Photograph of mitral valve and subvalvular apparat Photograph of mitral valve and subvalvular apparatus showing site of ischemic papillary muscle (PM) rupture (R).

The MR murmur may be absent or atypical (soft and not holosystolic) as a result of rapid equalization of pressures between the left ventricle and the left atrium. This equalization is due to the noncompliance of the acutely volume-overloaded left atrium (ie, the left atrial pressure increases sharply in response to sudden rise in volume). Sudden unexplained hypotension or pulmonary edema in patients experiencing their first inferior AMI should raise the possibility of papillary muscle rupture, even in the absence of a murmur.

Post-AMI pericarditis manifested as pleuritic chest pain and friction rub may be present in some patients before the onset of LV free-wall rupture and generally indicates transmural extension of the infarct (see the image below). Cardiogenic shock due to pericardial tamponade manifests as sudden onset of bradycardia, clear lung fields, distended neck veins, Kussmaul sign (ie, paradoxical inspiratory increase in jugular venous pressure), muffled heart sounds, and pulsus paradoxus (ie, an inspiratory drop in systolic blood pressure of more than 10 mm Hg).

Magnified photograph of transverse section of midd Magnified photograph of transverse section of middle left ventricle (LV) showing transmural lateral free-wall rupture (R).

Hypovolemic shock may occur due to direct communication with the thoracic or abdominal cavity through a pericardial tear. This manifests as hypotension, tachycardia, cool and clammy extremities, pallor, and diaphoresis.

In ventricular septal rupture, hypotension may be present. Patients may have acute pulmonary edema. A loud holosystolic murmur may be heard at the lower left sternal border or diffusely over the precordium and is often associated with a thrill. Ventricular arrhythmias may be present.

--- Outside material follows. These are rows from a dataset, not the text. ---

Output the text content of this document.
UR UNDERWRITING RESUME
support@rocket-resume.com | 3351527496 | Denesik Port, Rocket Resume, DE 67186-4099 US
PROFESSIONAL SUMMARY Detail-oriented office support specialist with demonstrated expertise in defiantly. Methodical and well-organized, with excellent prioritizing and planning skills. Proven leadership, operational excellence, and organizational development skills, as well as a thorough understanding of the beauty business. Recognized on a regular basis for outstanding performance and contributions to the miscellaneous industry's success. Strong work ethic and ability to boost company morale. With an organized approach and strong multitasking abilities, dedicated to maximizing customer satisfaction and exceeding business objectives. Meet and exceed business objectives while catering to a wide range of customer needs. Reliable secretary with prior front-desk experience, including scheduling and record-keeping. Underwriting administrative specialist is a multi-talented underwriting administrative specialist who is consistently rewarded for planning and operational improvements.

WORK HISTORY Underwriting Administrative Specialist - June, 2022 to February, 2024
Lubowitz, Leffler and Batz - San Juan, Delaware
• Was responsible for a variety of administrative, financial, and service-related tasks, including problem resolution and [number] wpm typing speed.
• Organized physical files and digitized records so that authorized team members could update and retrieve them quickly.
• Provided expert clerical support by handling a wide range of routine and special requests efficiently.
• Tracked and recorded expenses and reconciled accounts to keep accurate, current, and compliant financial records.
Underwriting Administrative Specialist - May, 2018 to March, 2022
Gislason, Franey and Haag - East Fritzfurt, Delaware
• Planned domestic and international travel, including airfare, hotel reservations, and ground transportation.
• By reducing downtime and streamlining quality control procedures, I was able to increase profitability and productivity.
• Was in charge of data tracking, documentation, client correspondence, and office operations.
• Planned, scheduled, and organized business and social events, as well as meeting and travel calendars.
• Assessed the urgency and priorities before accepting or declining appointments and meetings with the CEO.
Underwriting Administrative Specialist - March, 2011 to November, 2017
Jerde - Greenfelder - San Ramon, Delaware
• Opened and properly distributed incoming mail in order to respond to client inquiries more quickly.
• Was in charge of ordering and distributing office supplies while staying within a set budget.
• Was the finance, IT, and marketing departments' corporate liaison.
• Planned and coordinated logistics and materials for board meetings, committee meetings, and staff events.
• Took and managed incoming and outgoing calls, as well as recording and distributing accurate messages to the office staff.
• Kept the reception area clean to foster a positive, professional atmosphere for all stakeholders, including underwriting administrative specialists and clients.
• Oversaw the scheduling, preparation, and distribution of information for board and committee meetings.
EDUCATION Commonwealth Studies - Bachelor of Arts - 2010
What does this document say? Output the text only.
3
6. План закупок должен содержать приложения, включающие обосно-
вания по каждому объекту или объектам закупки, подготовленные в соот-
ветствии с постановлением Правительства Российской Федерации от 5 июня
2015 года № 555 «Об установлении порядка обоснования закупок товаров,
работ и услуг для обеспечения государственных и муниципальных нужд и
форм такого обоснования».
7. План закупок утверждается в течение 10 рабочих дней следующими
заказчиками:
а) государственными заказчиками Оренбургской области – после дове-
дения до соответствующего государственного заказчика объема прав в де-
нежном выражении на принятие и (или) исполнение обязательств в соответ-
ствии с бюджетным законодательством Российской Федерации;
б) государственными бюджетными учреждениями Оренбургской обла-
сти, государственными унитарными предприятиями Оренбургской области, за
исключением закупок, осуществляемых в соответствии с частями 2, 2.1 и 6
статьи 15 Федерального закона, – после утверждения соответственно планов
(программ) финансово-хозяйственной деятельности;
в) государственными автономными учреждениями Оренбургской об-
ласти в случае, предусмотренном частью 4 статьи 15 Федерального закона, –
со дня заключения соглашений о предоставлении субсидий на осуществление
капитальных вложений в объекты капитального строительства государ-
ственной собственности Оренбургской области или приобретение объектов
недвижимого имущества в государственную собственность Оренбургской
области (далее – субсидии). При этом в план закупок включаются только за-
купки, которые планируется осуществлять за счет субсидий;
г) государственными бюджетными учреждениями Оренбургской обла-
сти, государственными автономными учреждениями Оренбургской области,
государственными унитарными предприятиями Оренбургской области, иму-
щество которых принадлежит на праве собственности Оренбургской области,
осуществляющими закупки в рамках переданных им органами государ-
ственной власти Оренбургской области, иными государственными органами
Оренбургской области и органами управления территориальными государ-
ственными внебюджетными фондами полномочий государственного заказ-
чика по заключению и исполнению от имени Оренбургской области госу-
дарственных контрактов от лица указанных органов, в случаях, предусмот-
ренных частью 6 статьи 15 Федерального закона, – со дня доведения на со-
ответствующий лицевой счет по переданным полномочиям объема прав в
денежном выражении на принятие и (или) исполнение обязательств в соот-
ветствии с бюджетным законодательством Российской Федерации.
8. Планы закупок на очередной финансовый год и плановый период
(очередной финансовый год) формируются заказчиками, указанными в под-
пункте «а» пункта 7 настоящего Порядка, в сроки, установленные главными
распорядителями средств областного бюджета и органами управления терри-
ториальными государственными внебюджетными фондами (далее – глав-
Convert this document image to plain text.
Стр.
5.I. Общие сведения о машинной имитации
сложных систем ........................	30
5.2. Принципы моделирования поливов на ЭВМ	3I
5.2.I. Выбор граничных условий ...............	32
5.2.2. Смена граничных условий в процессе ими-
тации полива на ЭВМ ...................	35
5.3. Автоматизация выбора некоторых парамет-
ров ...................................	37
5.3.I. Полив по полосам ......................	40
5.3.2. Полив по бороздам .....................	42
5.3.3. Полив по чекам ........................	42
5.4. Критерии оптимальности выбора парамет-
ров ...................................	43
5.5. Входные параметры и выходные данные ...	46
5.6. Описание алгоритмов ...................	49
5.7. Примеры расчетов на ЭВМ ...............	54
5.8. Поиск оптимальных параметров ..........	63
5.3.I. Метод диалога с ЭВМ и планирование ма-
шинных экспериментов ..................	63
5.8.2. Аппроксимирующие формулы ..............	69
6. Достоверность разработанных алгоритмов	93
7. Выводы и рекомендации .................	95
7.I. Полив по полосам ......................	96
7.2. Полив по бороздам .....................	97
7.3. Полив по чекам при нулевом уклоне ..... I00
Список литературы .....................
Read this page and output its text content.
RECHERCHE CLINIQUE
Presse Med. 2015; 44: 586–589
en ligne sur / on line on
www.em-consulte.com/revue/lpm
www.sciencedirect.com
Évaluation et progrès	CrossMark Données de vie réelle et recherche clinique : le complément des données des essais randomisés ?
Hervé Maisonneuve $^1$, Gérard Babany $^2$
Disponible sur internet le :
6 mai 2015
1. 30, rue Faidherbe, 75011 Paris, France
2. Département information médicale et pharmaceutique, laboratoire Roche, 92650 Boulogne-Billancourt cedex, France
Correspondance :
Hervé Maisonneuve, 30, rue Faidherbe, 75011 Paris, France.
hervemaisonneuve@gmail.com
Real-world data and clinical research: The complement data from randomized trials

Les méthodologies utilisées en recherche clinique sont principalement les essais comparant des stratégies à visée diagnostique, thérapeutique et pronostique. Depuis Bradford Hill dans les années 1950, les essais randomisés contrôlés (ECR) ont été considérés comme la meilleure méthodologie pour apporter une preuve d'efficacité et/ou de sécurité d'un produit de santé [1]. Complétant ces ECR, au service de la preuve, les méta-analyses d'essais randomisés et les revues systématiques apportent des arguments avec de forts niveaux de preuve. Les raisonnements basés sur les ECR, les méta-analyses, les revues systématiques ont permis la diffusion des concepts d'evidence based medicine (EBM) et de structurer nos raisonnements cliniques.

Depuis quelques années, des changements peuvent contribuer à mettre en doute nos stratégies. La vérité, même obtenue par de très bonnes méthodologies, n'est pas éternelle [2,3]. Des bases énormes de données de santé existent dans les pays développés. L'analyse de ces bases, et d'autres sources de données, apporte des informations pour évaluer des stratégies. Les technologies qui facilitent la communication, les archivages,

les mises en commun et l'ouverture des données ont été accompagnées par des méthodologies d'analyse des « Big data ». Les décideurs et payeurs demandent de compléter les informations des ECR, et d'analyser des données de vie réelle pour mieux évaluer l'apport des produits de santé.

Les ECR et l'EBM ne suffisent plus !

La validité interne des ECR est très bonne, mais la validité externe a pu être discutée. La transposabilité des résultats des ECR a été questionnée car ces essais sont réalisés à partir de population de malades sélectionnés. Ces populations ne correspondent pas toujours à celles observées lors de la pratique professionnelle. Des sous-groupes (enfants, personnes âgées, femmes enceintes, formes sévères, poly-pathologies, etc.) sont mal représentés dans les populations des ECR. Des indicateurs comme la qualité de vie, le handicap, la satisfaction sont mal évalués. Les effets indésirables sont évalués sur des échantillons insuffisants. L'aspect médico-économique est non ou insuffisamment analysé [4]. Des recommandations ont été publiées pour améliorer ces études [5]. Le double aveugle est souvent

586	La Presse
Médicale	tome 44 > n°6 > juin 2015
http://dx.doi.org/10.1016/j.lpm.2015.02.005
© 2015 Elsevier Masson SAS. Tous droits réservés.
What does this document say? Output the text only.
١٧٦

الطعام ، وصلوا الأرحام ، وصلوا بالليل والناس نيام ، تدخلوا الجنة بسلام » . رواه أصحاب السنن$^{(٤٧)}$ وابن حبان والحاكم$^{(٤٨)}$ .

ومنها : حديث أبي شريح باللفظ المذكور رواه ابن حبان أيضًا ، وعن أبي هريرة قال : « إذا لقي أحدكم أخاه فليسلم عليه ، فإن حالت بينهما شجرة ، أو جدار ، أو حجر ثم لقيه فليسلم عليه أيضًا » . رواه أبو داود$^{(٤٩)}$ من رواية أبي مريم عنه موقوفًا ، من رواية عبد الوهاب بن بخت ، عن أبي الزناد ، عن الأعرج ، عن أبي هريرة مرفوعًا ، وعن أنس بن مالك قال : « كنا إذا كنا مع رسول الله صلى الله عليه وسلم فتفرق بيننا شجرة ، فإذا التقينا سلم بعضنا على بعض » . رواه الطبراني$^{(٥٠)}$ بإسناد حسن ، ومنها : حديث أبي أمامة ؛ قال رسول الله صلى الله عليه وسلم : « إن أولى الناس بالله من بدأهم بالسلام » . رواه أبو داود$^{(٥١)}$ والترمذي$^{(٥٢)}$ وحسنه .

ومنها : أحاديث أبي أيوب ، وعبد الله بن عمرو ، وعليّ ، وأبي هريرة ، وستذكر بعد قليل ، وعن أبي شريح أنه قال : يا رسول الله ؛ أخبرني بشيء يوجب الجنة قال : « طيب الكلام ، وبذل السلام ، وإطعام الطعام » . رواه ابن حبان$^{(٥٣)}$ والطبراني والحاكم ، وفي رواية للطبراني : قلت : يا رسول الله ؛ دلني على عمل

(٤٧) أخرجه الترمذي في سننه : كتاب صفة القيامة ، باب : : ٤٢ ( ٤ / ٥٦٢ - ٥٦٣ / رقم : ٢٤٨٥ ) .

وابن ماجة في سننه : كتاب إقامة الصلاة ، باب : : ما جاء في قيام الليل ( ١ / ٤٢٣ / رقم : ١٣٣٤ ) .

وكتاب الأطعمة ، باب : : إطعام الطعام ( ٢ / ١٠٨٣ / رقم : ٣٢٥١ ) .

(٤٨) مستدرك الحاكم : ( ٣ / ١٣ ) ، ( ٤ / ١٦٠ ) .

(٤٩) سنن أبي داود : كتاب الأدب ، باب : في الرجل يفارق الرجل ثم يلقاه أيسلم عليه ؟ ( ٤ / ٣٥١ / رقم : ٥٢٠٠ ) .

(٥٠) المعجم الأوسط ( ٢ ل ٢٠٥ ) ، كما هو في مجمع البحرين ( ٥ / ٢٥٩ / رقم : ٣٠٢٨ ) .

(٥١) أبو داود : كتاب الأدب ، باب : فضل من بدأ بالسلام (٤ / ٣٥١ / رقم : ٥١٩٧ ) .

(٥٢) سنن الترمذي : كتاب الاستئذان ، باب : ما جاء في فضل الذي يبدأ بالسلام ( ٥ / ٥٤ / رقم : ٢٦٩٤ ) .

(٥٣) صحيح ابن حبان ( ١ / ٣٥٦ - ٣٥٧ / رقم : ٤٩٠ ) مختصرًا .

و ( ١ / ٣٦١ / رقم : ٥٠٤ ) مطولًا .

In pseudoaneurysm, a friction rub may be heard. Pseudoaneurysms frequently rupture, resulting in cardiogenic or hypovolemic shock. Some patients may have a systolic murmur due to the turbulent flow across the narrow neck of the pseudoaneurysm. Systemic embolism that originates from the pseudoaneurysm may result in various cerebrovascular or systemic ischemic symptoms. Arrhythmia may be present, especially ventricular tachycardia and fibrillation.